Beharrlichkeit
Beharrlichkeit. Beharrlich ist das, „was eine Zeit hindurch existiert, d. i. dauert“, Anfangsgr. d. Naturw. 1. H. Erklär. 3 (VII 2, 211); vgl Ruhe. „Die Vorstellung von etwas Beharrlichem im Dasein ist nicht einerlei mit der beharrlichen Vorstellung; denn diese kann sehr wandelbar und wechselnd sein, wie alle unsere und selbst die Vorstellungen der Materie, und bezieht sich doch auf etwas Beharrliches, welches also ein von allen meinen Vorstellungen unterschiedenes und äußeres Ding sein muß ...“ Die Vorstellungen in mir „bedürfen, als solche, selbst ein von ihnen unterschiedenes Beharrliches, worauf in Beziehung der Wechsel derselben, mithin mein Dasein in der Zeit, darin sie wechseln, bestimmt werden könne“. Darauf beruht die Darlegung der Realität der Außenwelt (s. d.), die Widerlegung des subjektiven Idealismus, KrV Vorr. z. 2. A. letzte Anm. (I 43 f.— Rc 38 ff.). Die Beharrlichkeit ist ein „Attribut“ der Substanz, denn sie ist „ein schlechterdings notwendiges Prädikat derselben, aber im Begriffe der Substanz selber nicht enthalten, kann also durch keine Analysis aus ihm (nach dem Satze des Widerspruchs) gezogen werden, und der Satz: Eine jede Substanz ist beharrlich, ist ein synthetischer Satz“, Üb. e. Entdeck. 2. Abs. (V 3, 53).

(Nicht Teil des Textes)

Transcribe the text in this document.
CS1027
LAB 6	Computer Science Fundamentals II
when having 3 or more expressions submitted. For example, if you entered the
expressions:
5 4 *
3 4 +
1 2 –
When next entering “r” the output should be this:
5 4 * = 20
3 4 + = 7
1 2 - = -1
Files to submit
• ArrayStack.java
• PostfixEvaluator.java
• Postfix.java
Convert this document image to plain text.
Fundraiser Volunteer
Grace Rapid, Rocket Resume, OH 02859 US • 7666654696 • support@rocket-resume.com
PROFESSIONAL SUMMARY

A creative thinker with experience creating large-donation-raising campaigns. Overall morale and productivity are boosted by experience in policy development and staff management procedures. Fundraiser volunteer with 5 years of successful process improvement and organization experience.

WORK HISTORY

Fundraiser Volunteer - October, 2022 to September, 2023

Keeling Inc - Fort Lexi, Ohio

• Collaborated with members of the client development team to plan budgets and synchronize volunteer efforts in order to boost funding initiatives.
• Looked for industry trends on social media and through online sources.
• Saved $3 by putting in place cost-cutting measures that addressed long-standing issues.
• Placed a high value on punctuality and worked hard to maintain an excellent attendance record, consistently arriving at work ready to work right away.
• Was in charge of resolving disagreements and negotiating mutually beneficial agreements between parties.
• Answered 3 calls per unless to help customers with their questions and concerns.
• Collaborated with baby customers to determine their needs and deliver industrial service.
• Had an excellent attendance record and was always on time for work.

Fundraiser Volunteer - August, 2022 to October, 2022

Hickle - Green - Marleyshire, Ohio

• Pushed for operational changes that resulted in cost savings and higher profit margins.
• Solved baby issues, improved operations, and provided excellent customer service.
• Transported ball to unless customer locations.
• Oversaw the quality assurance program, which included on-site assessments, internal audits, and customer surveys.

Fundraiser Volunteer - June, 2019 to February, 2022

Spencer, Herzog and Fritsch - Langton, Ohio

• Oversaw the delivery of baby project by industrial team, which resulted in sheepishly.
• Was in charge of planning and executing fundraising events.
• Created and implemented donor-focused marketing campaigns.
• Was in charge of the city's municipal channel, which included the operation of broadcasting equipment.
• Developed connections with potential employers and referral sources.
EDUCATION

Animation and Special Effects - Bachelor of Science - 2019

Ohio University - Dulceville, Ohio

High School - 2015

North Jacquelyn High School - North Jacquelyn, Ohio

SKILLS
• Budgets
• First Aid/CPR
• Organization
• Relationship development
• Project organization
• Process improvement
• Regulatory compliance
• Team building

Der Grundsatz der Beharrlichkeit der Substanz (s. d.) gehört zu den „Analogien“ (s. d.) der Erfahrung. Die Zeit (s. d.) ist die beharrliche Form der inneren Anschauung. „Die Zeit also, in der aller Wechsel der Erscheinungen gedacht werden soll, bleibt und wechselt nicht.“ Da sie aber nicht für sich allein wahrgenommen werden kann, so muß in den Gegenständen der Wahrnehmung das beharrliche Substrat anzutreffen sein, welches die Zeit überhaupt vorstellt. Dieses „Beharrliche, womit in Verhältnis alle Zeitverhältnisse der Erscheinungen allein bestimmt werden können“, ist die Substanz in der Erscheinung, KrV tr. Anal. 2. B 2. H. 3. Abs. 1. Analogie (I 219 f.—Rc 276 ff.). Ob etwas als erfahrbarer Gegenstand zugleich sei oder nacheinander folge, kann man nur bestimmen, wenn ihm „etwas zum Grunde liegt, was jederzeit ist, d.i. etwas Bleibendes und Beharrliches“. Nur im Beharrlichen sind Zeitverhältnisse möglich. Die Beharrlichkeit drückt die Zeit, als das beständige Korrelat alles Daseins der Erscheinungen, alles Wechsels aus, der ja die Zeit selbst nicht betrifft. Durch das Beharrliche allein bekommt das Dasein in der Zeit eine Größe, die man „Dauer“ nennt, ibid. (I 220—Rc 277 f.). Die Beharrlichkeit allein ist der Grund, warum wir auf die Erscheinung die Kategorie der Substanz anwenden, ibid. (I 221 f.—Rc 2791); vgl. Veränderung. Die Beharrlichkeit ist somit „eine notwendige Bedingung, unter welcher allein Erscheinungen, als Dinge oder Gegenstände, in einer möglichen Erfahrung bestimmbar sind“, ibid. (I 224—Rc 282)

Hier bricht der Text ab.